Leon Trotsky. To know him was to love him. Or to hate him. It was hardly a simple matter, and he was hardly a simple man (men who die by pick ax rarely are --- there’s a reason they elicit so much emotion from their fellow human beings). Of course, saying Trotsky was a complicated person is understating everything, but saying that Trotsky, Rick Geary’s new graphic biography, is simple is a pure compliment.
Geary uses graphic novels to breeze through history with such grace and charm that he makes you want to live it yourself. His gift is that he makes his intricately textured panels look easy, and they usher you through page after page of important social and cultural upheaval. If you look closer, though, you see the details in many of his panels.
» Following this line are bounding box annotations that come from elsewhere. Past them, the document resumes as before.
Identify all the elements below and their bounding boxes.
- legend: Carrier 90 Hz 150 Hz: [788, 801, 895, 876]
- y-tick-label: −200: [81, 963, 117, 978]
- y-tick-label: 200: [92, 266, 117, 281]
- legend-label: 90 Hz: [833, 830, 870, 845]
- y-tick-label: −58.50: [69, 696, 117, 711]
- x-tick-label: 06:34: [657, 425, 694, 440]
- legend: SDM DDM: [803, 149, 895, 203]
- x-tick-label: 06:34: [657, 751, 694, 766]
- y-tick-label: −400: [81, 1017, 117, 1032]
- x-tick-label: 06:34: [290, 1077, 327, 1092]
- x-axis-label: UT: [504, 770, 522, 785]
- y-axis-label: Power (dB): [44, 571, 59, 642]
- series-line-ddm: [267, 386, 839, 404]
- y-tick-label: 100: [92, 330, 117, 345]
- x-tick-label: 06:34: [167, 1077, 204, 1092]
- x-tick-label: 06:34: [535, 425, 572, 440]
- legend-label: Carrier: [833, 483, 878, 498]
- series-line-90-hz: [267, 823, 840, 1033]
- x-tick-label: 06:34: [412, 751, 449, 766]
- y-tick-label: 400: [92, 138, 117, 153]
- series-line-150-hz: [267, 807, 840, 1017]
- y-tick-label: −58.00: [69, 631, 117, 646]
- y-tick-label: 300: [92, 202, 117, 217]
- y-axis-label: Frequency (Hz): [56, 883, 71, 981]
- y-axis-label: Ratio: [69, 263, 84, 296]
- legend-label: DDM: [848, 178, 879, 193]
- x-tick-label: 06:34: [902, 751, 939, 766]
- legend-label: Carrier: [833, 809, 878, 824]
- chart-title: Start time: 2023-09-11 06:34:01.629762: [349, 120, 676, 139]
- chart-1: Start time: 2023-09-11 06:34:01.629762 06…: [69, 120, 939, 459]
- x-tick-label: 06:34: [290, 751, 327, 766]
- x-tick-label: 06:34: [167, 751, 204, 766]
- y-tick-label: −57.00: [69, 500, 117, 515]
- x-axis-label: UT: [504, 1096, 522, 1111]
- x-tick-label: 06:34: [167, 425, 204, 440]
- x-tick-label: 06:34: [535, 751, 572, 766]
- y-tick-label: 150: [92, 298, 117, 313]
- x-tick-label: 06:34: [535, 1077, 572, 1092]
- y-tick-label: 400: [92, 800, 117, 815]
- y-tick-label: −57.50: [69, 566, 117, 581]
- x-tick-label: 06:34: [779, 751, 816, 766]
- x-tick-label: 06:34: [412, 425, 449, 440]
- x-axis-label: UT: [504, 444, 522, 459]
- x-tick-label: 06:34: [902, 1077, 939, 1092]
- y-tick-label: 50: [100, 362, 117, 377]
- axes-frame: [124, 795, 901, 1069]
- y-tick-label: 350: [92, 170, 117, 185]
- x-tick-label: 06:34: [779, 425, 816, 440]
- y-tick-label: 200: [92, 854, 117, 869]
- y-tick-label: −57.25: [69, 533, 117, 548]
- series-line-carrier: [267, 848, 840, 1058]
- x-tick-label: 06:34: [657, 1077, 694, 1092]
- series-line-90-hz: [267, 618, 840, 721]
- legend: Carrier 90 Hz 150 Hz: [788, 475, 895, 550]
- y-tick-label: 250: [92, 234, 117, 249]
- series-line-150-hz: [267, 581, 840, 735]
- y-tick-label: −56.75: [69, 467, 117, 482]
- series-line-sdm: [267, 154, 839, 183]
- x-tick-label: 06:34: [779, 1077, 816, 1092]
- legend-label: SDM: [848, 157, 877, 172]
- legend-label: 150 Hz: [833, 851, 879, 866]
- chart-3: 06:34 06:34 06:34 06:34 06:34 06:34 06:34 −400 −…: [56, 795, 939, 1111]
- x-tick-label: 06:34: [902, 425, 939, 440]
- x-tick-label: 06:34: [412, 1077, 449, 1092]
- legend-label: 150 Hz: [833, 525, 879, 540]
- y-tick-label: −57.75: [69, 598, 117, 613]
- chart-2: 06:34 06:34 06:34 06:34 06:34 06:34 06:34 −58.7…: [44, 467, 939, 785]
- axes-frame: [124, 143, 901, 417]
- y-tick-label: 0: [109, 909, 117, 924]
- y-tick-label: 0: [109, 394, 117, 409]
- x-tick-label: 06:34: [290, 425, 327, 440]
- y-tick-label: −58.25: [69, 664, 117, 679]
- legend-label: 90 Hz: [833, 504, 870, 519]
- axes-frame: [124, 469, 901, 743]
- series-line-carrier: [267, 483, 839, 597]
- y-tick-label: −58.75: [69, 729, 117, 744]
The important lines and perspectives that he employs throughout are the mark of a fine artist.
He’s a fine writer as well. I admit, I’ve always loved his cheeky style. In Trotsky, he’s more serious than in much of his previous work. He guides us through the Soviet Revolution of the early 20th century and shows how Trotsky helped form the Soviet Union while inspiring critical dialogue and political thinking.
Geary is nicely suited to the task at hand. As writer, he stays mostly impartial, presenting just the facts of Trotsky’s life along with his layered artwork. As an educational tool, Trotsky works wonderfully. As an introduction to Trotsky’s political ideas and the life he lived, Trotsky is top-notch.